Author and essayist Gore Vidal dies aged 86
American author and political commentator Gore Vidal has died aged 86 at his home in Los Angeles.
Bernard Levin described Vidal’s third novel, The City and The Pillar, published in 1948 when he was 23 and written two years before as the “first serious American homosexual novel”.
The novel caused a furore for its dispassionate depiction of an athletic young man coming to terms with his homosexuality and fixation on tracking down the friend with him he had an adolescent gay experience.
Gore was forced to write under pseudonyms for years following the novel’s publication.
Reportedly a distant cousin of Jimmy Carter, Vidal’s mother married Hugh D. Auchincloss who became step-father to Jacqueline Kennedy Onassis.
He ran for Congress twice, unsuccessfully, but became known widely in the US for his political commentary. He was described as the last century’s “finest essayist”. He was given the annual Medal for Distinguished Contribution to American Letters by the National Book Foundation in 2009.

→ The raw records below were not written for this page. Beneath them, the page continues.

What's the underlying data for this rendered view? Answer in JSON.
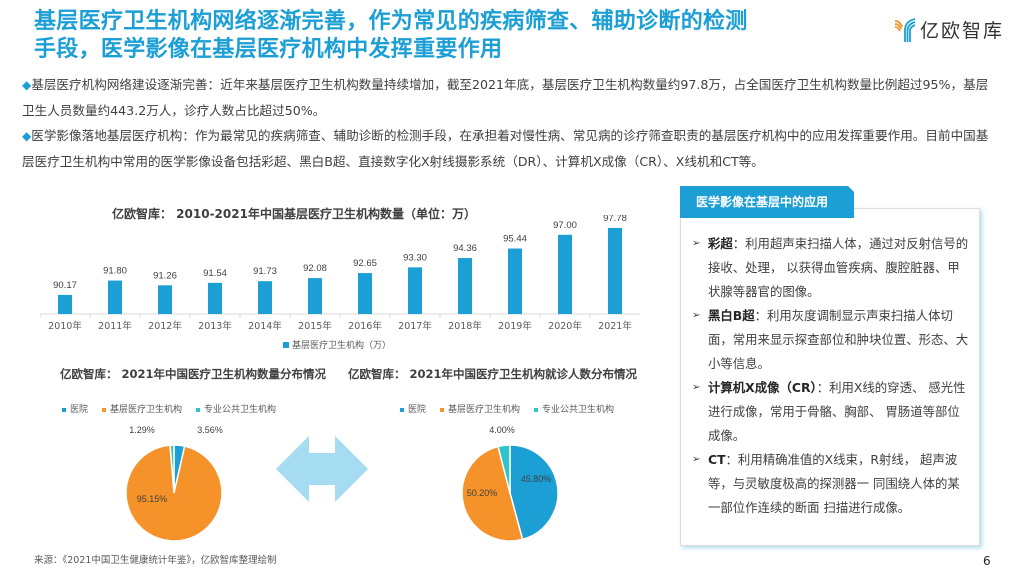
{
  "title": {
    "line1": "基层医疗卫生机构网络逐渐完善，作为常见的疾病筛查、辅助诊断的检测",
    "line2": "手段，医学影像在基层医疗机构中发挥重要作用"
  },
  "logo": {
    "text": "亿欧智库",
    "icon": "yiou-logo-icon"
  },
  "paragraphs": [
    {
      "bullet": "◆",
      "text": "基层医疗机构网络建设逐渐完善：近年来基层医疗卫生机构数量持续增加，截至2021年底，基层医疗卫生机构数量约97.8万，占全国医疗卫生机构数量比例超过95%，基层卫生人员数量约443.2万人，诊疗人数占比超过50%。"
    },
    {
      "bullet": "◆",
      "text": "医学影像落地基层医疗机构：作为最常见的疾病筛查、辅助诊断的检测手段，在承担着对慢性病、常见病的诊疗筛查职责的基层医疗机构中的应用发挥重要作用。目前中国基层医疗卫生机构中常用的医学影像设备包括彩超、黑白B超、直接数字化X射线摄影系统（DR）、计算机X成像（CR）、X线机和CT等。"
    }
  ],
  "chart_data": [
    {
      "type": "bar",
      "title": "亿欧智库： 2010-2021年中国基层医疗卫生机构数量（单位：万）",
      "categories": [
        "2010年",
        "2011年",
        "2012年",
        "2013年",
        "2014年",
        "2015年",
        "2016年",
        "2017年",
        "2018年",
        "2019年",
        "2020年",
        "2021年"
      ],
      "series": [
        {
          "name": "基层医疗卫生机构（万）",
          "color": "#1c9fd5",
          "values": [
            90.17,
            91.8,
            91.26,
            91.54,
            91.73,
            92.08,
            92.65,
            93.3,
            94.36,
            95.44,
            97.0,
            97.78
          ]
        }
      ],
      "labels": [
        "90.17",
        "91.80",
        "91.26",
        "91.54",
        "91.73",
        "92.08",
        "92.65",
        "93.30",
        "94.36",
        "95.44",
        "97.00",
        "97.78"
      ],
      "xlabel": "",
      "ylabel": "",
      "ylim": [
        88,
        98
      ],
      "grid": false,
      "legend_position": "bottom"
    },
    {
      "type": "pie",
      "title": "亿欧智库： 2021年中国医疗卫生机构数量分布情况",
      "categories": [
        "医院",
        "基层医疗卫生机构",
        "专业公共卫生机构"
      ],
      "values": [
        3.56,
        95.15,
        1.29
      ],
      "labels": [
        "3.56%",
        "95.15%",
        "1.29%"
      ],
      "colors": [
        "#1c9fd5",
        "#f5922a",
        "#2ec4c9"
      ],
      "legend_position": "top"
    },
    {
      "type": "pie",
      "title": "亿欧智库： 2021年中国医疗卫生机构就诊人数分布情况",
      "categories": [
        "医院",
        "基层医疗卫生机构",
        "专业公共卫生机构"
      ],
      "values": [
        45.8,
        50.2,
        4.0
      ],
      "labels": [
        "45.80%",
        "50.20%",
        "4.00%"
      ],
      "colors": [
        "#1c9fd5",
        "#f5922a",
        "#2ec4c9"
      ],
      "legend_position": "top"
    }
  ],
  "panel": {
    "header": "医学影像在基层中的应用",
    "items": [
      {
        "term": "彩超",
        "text": "：利用超声束扫描人体，通过对反射信号的接收、处理， 以获得血管疾病、腹腔脏器、甲状腺等器官的图像。"
      },
      {
        "term": "黑白B超",
        "text": "：利用灰度调制显示声束扫描人体切面，常用来显示探查部位和肿块位置、形态、大小等信息。"
      },
      {
        "term": "计算机X成像（CR）",
        "text": "：利用X线的穿透、 感光性进行成像，常用于骨骼、胸部、 胃肠道等部位成像。"
      },
      {
        "term": "CT",
        "text": "：利用精确准值的X线束，R射线， 超声波等，与灵敏度极高的探测器一 同围绕人体的某一部位作连续的断面 扫描进行成像。"
      }
    ],
    "bullet": "➢"
  },
  "source": "来源：《2021中国卫生健康统计年鉴》，亿欧智库整理绘制",
  "page_number": "6",
  "colors": {
    "accent": "#1c9fd5",
    "orange": "#f5922a",
    "teal": "#2ec4c9",
    "arrow": "#a6dcf2"
  }
}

Connected for decades with the treatment of homosexuality in The City and The Pillar, in 1969 he wrote: “Certain societies at certain times, usually in the interest of maintaining the baby supply, have discouraged homosexuality. Other societies, particularly militaristic ones, have exalted it.
“But regardless of tribal taboos, homosexuality is a constant fact of the human condition and it is not a sickness, not a sin, not a crime […] despite the best efforts of our puritan tribe to make it all three. Homosexuality is as natural as heterosexuality.”
In total, he published 25 novels and more than 200 essays.
Mr Vidal’s nephew, director Burr Steers said he had been ill “for some time” before his death yesterday.